At 6:30 A.M. the first waves of infantry, 1,500 men in 36 landing craft, hit Omaha: members of the 116th Regiment of the 29th Division and the 16th Regiment of the 1st Division, plus engineers to blow up underwater obstacles.
The Germans held their fire until the first wave of infantry hit the beaches. The initial burst of machine-gun fire came from a strongpoint only a quarter of a mile away from the lead craft. Others followed, creating a hurricane of fire. First out were men of the 116th on the west. As the ramps went down, they saw the shallows ahead whipped white by bullets. Men dropped dead or wounded as they lumbered forward in waist-deep water, creating a bloody surf that horrified everyone from the first moments. Other soldiers, seeing what was happening, tried to dive into deeper water and swim clear of the boats. But their heavy equipment dragged them down. Some drowned, others fought back to the surface. The survivors who dragged themselves ashore found no shelter, and some crawled back into the water for its scant protection. Within ten minutes every officer and sergeant had been killed or wounded.
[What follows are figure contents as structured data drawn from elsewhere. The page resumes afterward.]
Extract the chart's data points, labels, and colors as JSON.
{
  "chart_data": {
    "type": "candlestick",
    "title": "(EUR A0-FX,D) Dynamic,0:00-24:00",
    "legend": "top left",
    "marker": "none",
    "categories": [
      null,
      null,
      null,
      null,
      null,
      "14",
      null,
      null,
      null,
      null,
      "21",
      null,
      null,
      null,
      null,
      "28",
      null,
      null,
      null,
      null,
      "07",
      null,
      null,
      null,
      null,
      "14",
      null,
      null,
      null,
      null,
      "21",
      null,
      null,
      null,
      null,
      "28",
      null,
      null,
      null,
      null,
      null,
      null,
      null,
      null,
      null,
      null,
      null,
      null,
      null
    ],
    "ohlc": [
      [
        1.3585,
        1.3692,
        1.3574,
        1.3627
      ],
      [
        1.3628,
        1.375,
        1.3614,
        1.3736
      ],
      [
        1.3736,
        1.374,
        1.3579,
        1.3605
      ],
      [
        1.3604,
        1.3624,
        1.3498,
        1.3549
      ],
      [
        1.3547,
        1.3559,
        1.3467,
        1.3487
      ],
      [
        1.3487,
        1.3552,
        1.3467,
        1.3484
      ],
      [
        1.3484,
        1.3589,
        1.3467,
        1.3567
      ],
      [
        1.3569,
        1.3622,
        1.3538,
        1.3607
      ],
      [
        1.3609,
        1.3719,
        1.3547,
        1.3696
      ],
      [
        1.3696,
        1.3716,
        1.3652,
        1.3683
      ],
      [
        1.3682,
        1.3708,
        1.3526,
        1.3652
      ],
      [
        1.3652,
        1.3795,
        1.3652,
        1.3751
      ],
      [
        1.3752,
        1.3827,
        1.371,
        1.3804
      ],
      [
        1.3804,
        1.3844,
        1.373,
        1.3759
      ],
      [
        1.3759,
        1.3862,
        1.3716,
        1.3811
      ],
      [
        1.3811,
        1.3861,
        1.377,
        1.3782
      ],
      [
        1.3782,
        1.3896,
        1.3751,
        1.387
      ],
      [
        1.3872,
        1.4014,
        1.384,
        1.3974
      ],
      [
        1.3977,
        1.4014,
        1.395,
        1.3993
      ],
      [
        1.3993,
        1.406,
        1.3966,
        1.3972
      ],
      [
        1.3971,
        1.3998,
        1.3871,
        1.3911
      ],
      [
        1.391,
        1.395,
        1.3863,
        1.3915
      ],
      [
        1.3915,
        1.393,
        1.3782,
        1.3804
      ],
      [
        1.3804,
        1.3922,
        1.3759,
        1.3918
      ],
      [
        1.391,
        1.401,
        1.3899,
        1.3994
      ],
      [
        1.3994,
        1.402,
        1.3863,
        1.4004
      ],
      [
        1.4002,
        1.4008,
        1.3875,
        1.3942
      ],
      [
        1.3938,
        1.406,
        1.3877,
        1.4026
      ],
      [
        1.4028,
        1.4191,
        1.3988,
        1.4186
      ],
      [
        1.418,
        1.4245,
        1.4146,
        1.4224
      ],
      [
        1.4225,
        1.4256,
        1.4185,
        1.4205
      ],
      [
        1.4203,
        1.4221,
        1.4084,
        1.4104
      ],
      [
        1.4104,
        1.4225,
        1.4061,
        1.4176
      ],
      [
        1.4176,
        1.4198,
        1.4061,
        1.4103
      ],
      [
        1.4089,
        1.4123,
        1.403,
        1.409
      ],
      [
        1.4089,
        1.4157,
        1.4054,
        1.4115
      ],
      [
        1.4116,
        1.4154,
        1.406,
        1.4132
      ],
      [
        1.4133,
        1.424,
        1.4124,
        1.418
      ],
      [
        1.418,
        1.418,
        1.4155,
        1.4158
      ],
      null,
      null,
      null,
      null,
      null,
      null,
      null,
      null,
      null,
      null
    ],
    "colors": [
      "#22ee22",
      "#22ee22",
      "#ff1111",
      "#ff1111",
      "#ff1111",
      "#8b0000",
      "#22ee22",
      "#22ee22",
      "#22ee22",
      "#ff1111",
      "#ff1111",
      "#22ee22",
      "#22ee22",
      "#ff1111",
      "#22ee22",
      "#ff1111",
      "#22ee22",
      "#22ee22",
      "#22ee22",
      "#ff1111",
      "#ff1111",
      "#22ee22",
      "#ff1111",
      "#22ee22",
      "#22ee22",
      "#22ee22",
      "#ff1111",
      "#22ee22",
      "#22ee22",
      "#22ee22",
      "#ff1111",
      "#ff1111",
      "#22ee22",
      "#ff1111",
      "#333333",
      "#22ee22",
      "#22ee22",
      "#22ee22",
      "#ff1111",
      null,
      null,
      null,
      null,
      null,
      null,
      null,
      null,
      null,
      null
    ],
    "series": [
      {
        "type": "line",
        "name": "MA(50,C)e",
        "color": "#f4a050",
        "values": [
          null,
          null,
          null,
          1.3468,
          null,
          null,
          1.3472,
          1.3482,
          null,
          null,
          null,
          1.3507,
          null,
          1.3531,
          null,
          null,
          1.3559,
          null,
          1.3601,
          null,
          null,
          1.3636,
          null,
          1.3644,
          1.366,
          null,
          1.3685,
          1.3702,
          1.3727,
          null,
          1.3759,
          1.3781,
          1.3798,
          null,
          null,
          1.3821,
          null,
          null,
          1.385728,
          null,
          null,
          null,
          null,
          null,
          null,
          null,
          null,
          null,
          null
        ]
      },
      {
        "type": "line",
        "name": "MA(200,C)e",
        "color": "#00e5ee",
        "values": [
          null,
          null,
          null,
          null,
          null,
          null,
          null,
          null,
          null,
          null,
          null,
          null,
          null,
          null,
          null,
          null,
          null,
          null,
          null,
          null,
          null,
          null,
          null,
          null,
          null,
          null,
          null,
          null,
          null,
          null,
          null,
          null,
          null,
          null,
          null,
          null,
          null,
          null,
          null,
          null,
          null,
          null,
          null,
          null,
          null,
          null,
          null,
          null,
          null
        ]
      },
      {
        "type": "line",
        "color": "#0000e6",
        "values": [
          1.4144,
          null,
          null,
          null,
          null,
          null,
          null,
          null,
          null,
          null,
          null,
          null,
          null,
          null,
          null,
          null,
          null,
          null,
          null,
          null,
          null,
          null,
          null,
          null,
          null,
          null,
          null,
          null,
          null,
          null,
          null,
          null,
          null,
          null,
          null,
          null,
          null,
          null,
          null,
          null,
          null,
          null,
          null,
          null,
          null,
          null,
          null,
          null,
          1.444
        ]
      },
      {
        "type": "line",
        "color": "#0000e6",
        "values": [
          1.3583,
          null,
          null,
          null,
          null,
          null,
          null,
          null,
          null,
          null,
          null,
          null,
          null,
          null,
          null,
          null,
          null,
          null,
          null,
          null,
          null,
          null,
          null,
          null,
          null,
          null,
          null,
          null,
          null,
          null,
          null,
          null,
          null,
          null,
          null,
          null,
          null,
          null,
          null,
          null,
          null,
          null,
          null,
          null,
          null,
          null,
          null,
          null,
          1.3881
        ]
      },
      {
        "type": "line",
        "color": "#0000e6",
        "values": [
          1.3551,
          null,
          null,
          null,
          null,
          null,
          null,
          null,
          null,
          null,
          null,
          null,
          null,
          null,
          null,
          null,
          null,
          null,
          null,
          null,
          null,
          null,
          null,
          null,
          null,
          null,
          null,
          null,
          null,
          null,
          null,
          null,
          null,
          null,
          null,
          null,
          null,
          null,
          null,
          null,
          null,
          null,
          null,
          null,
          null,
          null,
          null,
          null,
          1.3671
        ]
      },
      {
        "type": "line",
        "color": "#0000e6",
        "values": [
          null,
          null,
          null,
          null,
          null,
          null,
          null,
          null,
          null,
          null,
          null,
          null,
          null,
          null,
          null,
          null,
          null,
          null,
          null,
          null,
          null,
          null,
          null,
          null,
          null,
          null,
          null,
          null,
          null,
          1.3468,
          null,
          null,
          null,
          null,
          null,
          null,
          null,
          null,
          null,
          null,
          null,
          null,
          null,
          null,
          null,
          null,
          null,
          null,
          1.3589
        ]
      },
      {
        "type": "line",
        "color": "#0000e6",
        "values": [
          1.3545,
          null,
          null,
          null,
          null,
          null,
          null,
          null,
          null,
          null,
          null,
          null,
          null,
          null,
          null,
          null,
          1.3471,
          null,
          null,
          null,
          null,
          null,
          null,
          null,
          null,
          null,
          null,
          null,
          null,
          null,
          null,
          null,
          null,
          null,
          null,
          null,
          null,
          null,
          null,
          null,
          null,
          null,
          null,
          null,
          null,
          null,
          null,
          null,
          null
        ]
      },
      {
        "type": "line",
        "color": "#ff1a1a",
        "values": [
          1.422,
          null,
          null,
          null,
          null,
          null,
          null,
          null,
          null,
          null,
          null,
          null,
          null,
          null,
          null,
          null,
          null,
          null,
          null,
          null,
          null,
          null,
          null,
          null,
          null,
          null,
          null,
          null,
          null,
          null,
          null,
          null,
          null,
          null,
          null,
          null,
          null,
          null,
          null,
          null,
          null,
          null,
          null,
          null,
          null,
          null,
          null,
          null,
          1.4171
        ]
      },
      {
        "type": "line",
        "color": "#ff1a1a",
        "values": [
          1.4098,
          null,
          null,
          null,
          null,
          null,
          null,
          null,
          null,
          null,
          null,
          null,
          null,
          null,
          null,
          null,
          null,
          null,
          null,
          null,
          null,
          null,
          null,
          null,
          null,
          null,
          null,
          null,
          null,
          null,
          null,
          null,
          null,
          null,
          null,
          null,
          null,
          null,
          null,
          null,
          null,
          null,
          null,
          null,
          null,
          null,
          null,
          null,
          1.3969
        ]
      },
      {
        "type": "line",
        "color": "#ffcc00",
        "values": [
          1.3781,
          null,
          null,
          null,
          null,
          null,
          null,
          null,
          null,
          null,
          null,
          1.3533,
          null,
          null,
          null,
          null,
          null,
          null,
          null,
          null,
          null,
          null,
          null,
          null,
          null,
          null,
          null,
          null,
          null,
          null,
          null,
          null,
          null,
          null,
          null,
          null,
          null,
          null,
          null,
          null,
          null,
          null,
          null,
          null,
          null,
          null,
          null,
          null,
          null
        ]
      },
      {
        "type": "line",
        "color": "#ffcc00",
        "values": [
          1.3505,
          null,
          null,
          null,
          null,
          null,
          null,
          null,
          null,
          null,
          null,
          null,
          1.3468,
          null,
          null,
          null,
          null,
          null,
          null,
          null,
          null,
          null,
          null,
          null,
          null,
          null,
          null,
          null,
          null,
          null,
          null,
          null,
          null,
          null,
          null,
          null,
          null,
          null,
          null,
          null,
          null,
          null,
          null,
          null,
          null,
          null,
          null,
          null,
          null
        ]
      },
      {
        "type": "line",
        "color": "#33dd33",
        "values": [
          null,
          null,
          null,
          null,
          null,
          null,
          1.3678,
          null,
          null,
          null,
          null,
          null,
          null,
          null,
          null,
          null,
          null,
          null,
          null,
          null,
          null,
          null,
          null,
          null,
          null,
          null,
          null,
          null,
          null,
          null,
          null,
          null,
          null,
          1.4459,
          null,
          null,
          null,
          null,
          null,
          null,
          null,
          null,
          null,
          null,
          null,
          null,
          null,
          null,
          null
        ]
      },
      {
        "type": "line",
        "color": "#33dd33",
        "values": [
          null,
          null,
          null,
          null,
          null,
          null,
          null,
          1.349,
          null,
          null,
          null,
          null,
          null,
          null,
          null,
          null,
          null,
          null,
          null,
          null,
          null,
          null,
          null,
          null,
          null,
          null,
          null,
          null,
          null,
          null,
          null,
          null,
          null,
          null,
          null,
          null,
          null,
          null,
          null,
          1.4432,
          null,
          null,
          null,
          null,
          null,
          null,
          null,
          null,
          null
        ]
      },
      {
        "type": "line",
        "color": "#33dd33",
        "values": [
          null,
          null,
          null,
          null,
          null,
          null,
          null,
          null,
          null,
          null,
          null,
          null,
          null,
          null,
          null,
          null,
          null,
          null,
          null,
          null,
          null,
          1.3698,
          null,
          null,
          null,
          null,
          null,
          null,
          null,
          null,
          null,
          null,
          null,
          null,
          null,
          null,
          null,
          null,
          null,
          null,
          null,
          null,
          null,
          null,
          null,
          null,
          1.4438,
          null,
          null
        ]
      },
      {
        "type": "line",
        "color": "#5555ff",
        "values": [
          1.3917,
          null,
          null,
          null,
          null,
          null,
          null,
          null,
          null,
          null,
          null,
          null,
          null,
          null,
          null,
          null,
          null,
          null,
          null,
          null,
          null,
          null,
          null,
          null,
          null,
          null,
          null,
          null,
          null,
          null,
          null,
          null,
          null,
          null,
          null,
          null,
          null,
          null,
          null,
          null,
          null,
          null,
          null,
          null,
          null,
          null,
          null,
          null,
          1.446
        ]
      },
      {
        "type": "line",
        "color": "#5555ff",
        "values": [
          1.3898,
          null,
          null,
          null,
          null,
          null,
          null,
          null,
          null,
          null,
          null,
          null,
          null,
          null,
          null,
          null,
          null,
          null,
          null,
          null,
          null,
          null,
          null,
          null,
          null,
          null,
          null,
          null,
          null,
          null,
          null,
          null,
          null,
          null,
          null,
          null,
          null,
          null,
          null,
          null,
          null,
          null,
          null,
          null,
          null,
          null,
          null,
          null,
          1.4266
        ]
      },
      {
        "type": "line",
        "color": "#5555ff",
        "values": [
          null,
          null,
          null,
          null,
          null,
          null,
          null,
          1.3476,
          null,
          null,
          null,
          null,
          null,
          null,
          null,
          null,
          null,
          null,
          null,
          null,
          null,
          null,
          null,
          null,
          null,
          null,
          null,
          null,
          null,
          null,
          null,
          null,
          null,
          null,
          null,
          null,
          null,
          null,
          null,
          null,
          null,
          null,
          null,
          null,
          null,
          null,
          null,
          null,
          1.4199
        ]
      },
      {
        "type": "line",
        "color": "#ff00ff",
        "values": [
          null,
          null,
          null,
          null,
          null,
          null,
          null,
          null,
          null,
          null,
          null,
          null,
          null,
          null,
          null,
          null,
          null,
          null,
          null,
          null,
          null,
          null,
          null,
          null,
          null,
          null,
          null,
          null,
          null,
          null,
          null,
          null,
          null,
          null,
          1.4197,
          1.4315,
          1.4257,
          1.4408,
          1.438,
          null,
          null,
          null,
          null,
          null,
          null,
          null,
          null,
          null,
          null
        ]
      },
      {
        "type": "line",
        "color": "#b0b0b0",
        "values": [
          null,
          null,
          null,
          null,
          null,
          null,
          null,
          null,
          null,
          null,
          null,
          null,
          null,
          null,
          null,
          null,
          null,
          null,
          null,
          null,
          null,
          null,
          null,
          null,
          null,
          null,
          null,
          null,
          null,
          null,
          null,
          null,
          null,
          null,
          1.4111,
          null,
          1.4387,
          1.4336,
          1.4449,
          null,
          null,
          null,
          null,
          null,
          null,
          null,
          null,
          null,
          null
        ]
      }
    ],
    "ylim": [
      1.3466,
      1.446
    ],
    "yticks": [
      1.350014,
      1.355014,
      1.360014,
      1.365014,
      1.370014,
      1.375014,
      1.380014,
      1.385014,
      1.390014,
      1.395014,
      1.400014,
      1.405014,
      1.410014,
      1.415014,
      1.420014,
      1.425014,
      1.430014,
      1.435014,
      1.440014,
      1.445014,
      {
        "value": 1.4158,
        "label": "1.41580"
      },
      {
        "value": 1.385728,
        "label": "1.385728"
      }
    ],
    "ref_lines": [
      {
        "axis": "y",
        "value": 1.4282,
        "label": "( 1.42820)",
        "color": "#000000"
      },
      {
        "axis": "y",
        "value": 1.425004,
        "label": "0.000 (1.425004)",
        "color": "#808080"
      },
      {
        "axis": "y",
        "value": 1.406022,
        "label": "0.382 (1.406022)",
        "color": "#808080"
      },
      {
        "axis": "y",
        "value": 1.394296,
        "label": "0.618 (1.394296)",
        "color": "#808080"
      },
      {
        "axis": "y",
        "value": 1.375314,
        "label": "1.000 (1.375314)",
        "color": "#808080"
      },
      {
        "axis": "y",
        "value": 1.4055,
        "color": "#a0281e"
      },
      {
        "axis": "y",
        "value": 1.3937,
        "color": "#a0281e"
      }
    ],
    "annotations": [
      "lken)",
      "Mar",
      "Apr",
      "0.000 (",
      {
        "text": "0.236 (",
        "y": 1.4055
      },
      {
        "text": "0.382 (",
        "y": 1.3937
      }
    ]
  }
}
In Company A of the 116th, 22 men from one town—Bedford, Virginia—died, among them three sets of brothers.
The engineers were supposed to clear sixteen 50-yard-wide paths through the obstacles. But half the engineers were dead or wounded, and they managed to clear just one path in the first half hour. The landing craft bringing in the succeeding waves of troops crowded into this single corridor. As the ramps dropped, the men faced almost certain death or wounding. All along the beach landing craft sank or exploded as they hit mines or were struck b
y artillery.
Ashore, dead and wounded were scattered across the sand and shallows. The survivors lay in the sand or shallow water or crouched behind landing craft, hearing bullets clanging against the steel hulls. Howitzer shells blasted the beach and sent shrapnel flying. The DDs were knocked out, and the Americans had nothing to stop the murderous fire.
Four miles to the west, 225 men of the 2nd Ranger Battalion began scaling the cliffs of Pointe du Hoc to destroy the guns reported there. The Rangers shot rope ladders and rope-bearing grapnels onto the clifftop and started climbing, in the face of withering fire from above. A number of Rangers died, others blasted shelters and hand-holds in the cliff with their grenades. Meanwhile an American and a British destroyer moved in close and drove the enemy away from the top of the cliff with heavy fire. The Rangers hauled themselves up and discovered that the guns were not there. They had been moved back to an orchard. There the Rangers destroyed them.
DD tanks now began to come ashore. The novelist Ernest Hemingway, observing from a landing craft, saw two tanks start burning: “The first, second, third, fourth, and fifth waves [of infantry] lay where they had fallen, looking like so many heavily laden bundles on the flat, pebbly stretch between the sea and the first cover.” Hemingway also witnessed the Germans hitting another tank: “I saw two men dive out of the turret and land on their hands and knees on the stones of the beach,” he reported. “But no more men came out as the tank started to blaze up and burn furiously.”